Powell chose the exhibition’s title for its mix of high and low allusions: Read one way, it references the ephemerality of life; read another, it reads like a blowout-sale advertisement. This tension between the high- and the lowbrow is a signature of Powell’s work.
The exhibition presents a dizzying variety of works shown throughout VCAM’s offices, the adjacent RETN (Regional Educational Technology Network) office and the narrow corridor between them. Powell, an art professor at SUNY Plattsburgh and part-time Burlington resident, cites artistic influences ranging from graphic artist Ed “Big Daddy” Roth to surrealist icon Max Ernst, as well as pop artists Ed Ruscha and Andy Warhol. Those influences help situate Powell as an artist unabashedly riffing on art history and its omissions.
Powell could be accused of following Warhol’s and Ruscha’s formulas a little too closely. It’s difficult to say where the references end and his own artistic voice begins. A clue may lie in Powell’s “Manure Spreaders” from 1986. These screen-print and acrylic images of the familiar Vermont farm vehicle echo Warhol’s style — specifically, super-enlarged photographs, screen printing, bright colors and tile-like repetition. Powell’s distinctly nonglamorous rural subject, however, is a far cry from Warhol’s pouting Marilyn Monroes. Is Powell echoing his hero, or sending up the whole artistic establishment? The answer may be in the eye of the beholder.
A provocative section of Powell’s show is devoted to works cross-referencing Jesus and Elvis, which drolly comment on the similarity between cults of religion and celebrity. Two text-based works jumble the words “Jesus” and “Elvis” to play on the familiar religious slogan “Jesus Lives,” while also referencing the perennial conspiracy theories about the supposedly ever-living King of Rock and Roll.

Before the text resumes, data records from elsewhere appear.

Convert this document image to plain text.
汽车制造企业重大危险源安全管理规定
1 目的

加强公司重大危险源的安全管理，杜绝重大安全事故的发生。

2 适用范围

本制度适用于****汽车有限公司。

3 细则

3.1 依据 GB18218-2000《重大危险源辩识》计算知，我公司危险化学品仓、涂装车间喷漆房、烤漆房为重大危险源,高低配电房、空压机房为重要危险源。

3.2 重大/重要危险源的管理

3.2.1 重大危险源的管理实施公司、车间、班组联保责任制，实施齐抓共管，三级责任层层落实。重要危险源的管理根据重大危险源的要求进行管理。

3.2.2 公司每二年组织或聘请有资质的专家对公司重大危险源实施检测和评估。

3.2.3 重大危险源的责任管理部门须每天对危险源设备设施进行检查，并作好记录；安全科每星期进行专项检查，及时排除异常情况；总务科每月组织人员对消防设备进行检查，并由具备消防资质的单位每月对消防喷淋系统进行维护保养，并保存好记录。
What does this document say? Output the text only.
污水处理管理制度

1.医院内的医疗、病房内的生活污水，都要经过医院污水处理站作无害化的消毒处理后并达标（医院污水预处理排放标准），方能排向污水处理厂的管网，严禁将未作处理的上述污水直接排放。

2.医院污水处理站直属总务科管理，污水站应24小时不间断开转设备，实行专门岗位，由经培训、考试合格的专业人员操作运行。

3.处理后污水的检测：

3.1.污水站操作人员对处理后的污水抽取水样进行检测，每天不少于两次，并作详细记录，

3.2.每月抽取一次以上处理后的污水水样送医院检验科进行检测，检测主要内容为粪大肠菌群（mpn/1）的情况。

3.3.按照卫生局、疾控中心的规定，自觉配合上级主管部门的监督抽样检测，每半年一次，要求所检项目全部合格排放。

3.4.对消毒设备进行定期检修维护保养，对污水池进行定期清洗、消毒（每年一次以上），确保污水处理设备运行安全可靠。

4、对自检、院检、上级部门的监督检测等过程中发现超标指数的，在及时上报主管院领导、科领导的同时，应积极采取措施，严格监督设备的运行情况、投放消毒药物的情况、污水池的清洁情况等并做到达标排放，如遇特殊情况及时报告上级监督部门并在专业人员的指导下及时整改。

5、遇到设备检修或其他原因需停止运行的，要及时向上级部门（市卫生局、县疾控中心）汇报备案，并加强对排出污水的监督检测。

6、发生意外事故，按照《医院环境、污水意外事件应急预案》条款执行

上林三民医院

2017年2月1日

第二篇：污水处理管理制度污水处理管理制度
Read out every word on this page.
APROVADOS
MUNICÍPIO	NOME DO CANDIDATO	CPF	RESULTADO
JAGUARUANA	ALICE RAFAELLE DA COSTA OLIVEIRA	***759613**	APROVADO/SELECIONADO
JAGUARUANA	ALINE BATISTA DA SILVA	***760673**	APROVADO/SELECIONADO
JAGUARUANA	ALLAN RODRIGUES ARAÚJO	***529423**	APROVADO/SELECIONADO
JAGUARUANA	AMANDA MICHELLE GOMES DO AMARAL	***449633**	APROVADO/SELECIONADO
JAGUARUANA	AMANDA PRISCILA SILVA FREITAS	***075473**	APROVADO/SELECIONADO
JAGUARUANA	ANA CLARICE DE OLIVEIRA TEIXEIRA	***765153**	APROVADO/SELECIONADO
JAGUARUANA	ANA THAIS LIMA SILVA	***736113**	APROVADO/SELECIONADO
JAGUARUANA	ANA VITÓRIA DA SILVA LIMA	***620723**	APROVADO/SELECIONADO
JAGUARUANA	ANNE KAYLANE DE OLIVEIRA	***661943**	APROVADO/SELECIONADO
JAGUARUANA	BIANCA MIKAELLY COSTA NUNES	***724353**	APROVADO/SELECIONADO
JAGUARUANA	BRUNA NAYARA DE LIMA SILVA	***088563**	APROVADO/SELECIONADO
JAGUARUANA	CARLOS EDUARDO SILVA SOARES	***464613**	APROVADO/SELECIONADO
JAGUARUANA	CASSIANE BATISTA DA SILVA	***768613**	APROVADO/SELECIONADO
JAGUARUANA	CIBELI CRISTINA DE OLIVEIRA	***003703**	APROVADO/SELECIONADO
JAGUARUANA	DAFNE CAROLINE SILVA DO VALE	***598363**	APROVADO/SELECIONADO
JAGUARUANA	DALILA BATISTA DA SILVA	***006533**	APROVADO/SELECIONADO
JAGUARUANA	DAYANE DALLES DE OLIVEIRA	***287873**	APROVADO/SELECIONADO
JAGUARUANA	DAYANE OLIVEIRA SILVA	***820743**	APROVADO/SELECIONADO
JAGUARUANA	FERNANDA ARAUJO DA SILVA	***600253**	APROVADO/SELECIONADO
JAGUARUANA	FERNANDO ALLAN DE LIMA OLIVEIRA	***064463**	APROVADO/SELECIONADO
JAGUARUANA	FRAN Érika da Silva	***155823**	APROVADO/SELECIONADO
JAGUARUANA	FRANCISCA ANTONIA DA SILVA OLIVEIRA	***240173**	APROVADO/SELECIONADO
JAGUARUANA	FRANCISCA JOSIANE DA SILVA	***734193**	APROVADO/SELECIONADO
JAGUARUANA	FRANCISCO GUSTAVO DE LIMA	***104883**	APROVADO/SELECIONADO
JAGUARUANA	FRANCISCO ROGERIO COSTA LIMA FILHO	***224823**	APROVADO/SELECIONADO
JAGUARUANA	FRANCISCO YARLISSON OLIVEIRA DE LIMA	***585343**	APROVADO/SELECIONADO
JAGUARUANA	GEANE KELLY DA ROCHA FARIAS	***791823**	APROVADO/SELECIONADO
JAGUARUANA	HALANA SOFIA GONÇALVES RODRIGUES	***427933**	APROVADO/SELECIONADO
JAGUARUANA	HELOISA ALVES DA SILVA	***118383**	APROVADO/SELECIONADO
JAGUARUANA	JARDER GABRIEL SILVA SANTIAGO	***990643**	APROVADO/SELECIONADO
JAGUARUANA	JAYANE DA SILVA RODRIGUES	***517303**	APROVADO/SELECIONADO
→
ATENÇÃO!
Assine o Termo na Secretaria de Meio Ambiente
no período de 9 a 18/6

In Powell’s digital works from recent years, the artist exploits technological sleight of hand to mix vintage images in unlikely combinations. In “Welcome to Bugsy’s World,” an engraving of a crustacean-like limb sprouts from what could be a crab shell and an organic mass, culminating in a spoked bike wheel and an ornamental ball. Behind the curious limb, an engraved mountain scene sweeps grandly into the distance. In the upper left foreground, two brightly colored, engraved birds hang upside-down from a branch, while at the lower left, reddish tentacles encircle what could be a seashell.
Powell intends his digital works to comment on what he considers the undelivered promise of a better life through science and technology. In an artist’s statement, he writes, “My work in digital montage does deal with a longing … for a time that never was — a promise that never materialized.” In Powell’s rendering, flywheels, limbs and animals are cobbled together like monuments to that undelivered promise.
Powell’s pop works flirt with controversy and the idea of the artist-provocateur, while his newer digital works confront, with humor and skill, long-held American ideals of progress. But this retrospective seems, ultimately, about the joy and indispensability of making art. Powell writes in his statement about “living in the moment of making,” an apt mission for an artist bent on engaging with a rapidly changing world and finding ways to synthesize that experience.